DNA links man jailed for killing music director to cold case

A 30-year-old man serving 30 years in prison for murder after stabbing a church music director 92 times has been linked to a cold case after a DNA match.

Tommy Montgomery was in a Charleston County court Monday to face a bond court judge on charges tied to a 2006 unsolved murder. The State Law Enforcement Division says it was able to link Montgomery to the July 2006 murder of 43-year-old Pamela W. Fyall through DNA tests.

A court affidavit states that Fyall was found dead behind a vacant wooden structure on Morris Street. An autopsy revealed that the victim's cause of death was due to a laceration to her throat with blunt trauma to her head.

On July 23, 2006, a witness said that she heard some type of noise around 4 a.m. but could not make it out. Around 10:45 a.m., the witness went to the Dereef Court and discovered Fyall's body.

DNA from the suspect was found at the crime scene and later was matched to Montgomery, who has been serving time for a Dec. 2009 murder.
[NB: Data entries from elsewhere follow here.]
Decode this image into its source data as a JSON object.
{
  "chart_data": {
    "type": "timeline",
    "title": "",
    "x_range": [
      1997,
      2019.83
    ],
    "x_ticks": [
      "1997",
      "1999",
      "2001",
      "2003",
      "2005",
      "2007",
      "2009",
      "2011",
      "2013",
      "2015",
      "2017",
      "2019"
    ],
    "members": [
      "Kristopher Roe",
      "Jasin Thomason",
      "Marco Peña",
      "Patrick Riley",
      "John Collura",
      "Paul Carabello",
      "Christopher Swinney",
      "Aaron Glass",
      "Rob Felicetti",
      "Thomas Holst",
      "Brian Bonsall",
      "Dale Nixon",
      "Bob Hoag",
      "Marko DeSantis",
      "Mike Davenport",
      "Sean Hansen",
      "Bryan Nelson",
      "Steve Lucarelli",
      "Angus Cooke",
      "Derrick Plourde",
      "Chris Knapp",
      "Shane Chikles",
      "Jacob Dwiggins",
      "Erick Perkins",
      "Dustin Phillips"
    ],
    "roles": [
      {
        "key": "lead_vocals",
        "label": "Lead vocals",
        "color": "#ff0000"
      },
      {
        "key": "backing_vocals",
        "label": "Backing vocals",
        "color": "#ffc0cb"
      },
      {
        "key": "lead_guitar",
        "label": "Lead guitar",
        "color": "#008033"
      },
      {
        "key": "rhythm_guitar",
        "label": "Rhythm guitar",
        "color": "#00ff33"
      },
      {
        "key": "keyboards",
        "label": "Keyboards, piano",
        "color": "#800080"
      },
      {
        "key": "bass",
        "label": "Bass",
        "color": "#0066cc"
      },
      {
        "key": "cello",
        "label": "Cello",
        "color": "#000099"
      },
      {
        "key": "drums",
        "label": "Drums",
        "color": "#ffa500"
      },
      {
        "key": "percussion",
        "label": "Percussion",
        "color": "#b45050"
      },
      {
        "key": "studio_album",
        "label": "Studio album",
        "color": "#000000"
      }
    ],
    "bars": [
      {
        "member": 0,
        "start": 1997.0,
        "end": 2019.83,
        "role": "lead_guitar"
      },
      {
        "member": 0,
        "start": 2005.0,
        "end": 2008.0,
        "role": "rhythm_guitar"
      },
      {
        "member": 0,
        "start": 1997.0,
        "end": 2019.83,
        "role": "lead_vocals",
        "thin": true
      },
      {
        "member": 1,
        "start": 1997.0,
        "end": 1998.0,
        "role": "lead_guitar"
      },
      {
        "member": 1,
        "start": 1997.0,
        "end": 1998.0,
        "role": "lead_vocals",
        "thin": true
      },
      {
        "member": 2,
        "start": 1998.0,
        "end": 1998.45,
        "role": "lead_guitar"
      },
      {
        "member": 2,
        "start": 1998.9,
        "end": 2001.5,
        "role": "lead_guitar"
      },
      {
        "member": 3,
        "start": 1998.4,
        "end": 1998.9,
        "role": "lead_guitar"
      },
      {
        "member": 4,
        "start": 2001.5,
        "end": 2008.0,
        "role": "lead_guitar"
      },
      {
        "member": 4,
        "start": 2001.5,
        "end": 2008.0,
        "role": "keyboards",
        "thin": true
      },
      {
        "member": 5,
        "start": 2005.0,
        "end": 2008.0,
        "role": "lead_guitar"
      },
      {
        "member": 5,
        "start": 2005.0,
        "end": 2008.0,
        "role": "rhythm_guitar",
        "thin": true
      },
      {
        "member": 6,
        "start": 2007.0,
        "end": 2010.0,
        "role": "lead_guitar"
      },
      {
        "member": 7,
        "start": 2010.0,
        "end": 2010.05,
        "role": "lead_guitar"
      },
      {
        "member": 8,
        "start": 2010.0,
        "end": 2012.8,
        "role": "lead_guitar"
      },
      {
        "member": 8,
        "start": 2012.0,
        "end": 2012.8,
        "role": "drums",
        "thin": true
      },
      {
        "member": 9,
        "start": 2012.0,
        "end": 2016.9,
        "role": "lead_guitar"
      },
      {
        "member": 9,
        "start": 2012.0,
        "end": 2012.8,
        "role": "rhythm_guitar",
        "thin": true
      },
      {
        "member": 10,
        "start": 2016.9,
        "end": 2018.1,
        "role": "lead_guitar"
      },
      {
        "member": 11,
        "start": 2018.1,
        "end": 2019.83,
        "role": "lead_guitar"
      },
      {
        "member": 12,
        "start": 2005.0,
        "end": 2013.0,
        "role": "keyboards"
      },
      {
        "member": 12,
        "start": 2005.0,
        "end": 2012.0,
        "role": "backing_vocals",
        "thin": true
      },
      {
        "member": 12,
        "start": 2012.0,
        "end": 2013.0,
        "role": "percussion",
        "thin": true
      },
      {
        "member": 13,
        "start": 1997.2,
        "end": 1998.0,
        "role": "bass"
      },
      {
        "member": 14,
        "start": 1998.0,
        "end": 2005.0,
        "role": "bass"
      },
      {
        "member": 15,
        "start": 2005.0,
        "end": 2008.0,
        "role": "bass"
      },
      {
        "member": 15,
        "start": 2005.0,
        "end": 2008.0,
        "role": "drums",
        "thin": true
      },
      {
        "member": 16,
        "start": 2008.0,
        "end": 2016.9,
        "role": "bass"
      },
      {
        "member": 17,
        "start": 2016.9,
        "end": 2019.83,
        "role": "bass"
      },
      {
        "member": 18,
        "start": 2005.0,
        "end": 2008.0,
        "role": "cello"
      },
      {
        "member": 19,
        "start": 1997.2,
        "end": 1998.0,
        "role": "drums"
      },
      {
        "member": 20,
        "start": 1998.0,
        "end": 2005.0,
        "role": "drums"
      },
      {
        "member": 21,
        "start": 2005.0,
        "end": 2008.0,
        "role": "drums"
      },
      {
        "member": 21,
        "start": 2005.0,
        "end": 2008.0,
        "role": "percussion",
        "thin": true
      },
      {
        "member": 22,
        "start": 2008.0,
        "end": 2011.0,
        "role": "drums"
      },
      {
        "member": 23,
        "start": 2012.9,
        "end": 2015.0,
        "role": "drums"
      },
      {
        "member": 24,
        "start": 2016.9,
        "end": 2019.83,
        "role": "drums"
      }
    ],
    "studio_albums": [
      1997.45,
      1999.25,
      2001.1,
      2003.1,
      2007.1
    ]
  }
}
"It feels kind of better for me, my brother, my sister, my family to find answers instead of going out there to get answers, even though it's been awhile," said Fyall's son Quintin Washington.

"When Sgt. Goldstein told me there was an arrest I wasn't surprised because I knew God is in charge, and when you do things in the dark it always comes in the light," said the victim's sister Paulette Stanley.

In the North Charleston case, authorities say Montgomery became enraged and attacked Brandon Jamison, stabbing him to death. An autopsy revealed that Jamison was stabbed 92 times which included several defensive wounds to the hands and 26 wounds to the back. According to investigators, after the stabbing, Montgomery stole Jamison's vehicle and fled the scene.

Montgomery turned himself in at the North Charleston Police Department the next morning and confessed to killing Jamison.

According to doctors, Montgomery suffered from depression and post traumatic stress disorder. Montgomery will serve the full sentence in the South Carolina Department of Corrections and will receive psychiatric treatment while in prison.

Jamison, was the music director at the church that Montgomery attended. In the summer of 2009, Montgomery needed a place to stay, and Jamison allowed Montgomery to live in his apartment.